Eine Interventionstruppe anderer Ecowas-Staaten könnte in einer Konfrontation durchaus auch unterlegen sein, meinen Militärexperten. Europäische Staaten hatten in den vergangenen Jahren große Hoffnungen in den Niger gesetzt, das als «Anker» für die Stabilität in der Sahelregion ausgebaut werden sollte. Der Niger selbst hatte noch 2020 angekündigt, die Zahl seiner Soldaten bis 2025 von 25 000 auf 50 000 zu verdoppeln.

Allein mit der deutschen Spezialkräfte-Mission «Gazelle» wurden rund 500 nigrische Soldaten ausgebildet.

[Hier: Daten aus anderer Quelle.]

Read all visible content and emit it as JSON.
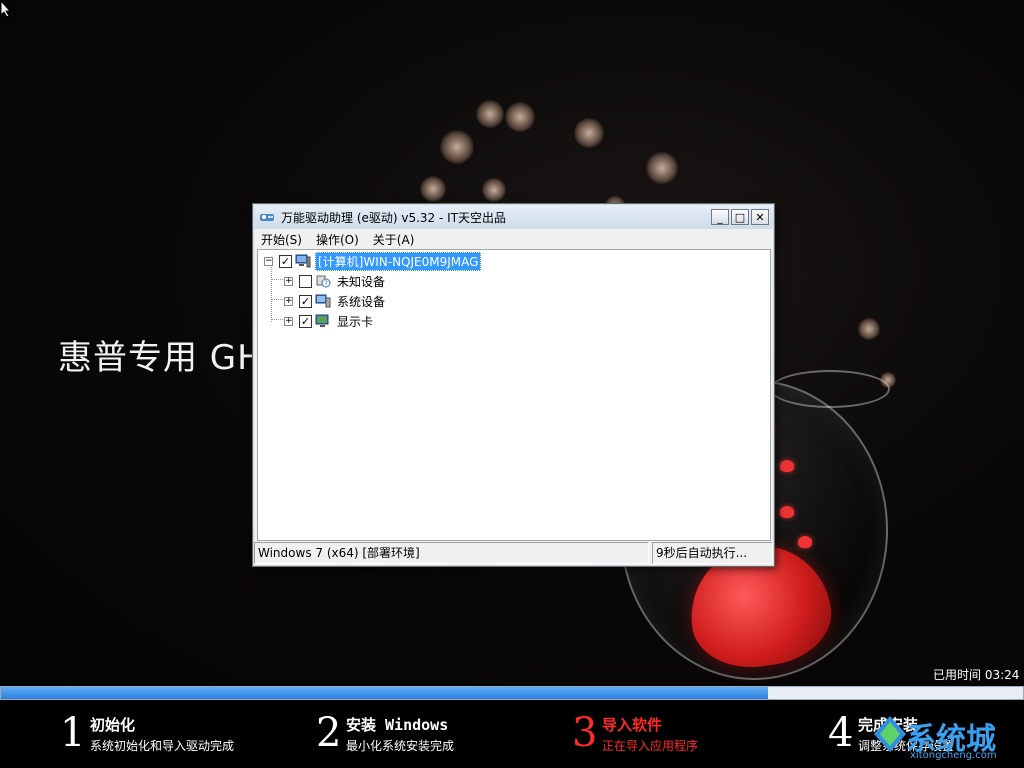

Im Westen des Nigers baute Deutschland dafür eine ganze Kaserne für das 41. Spezialkräfte-Bataillon des Landes aus. Ausrüstung und Uniformen, Fahrzeuge, Sturmgewehre und MGs sowie Kommunikationsgeräte wurden für die Spezialkräfte beschafft. Weitere der 12 Spezialkräfte-Bataillone im Niger wurden von anderen «Western Partner Nations» – USA, Kanada, Italien, Belgien und teils auch Frankreich – gefördert.

Das bedeutet nicht, dass die nigrische Armee die Lage insgesamt im Griff hat. Militärintern waren die Lageeinschätzungen oft skeptisch. Das Verteidigungsministerium bewertete gegenüber dem Bundestag im Oktober die «Lage in den Einsatzgebieten» in einigen Regionen wie entlang der malisch-burkinischen Grenze und an Teilen der Grenze zu Nigeria als «überwiegend nicht kontrollierbar». Die nigrischen Kräfte seien nicht in der Lage, ohne Unterstützung gegen Dschihadisten vorzugehen. Auch deswegen gibt es in Berlin die Hoffnung, dass die Putschisten oder Teile der Streitkräfte ihren Kurs korrigieren.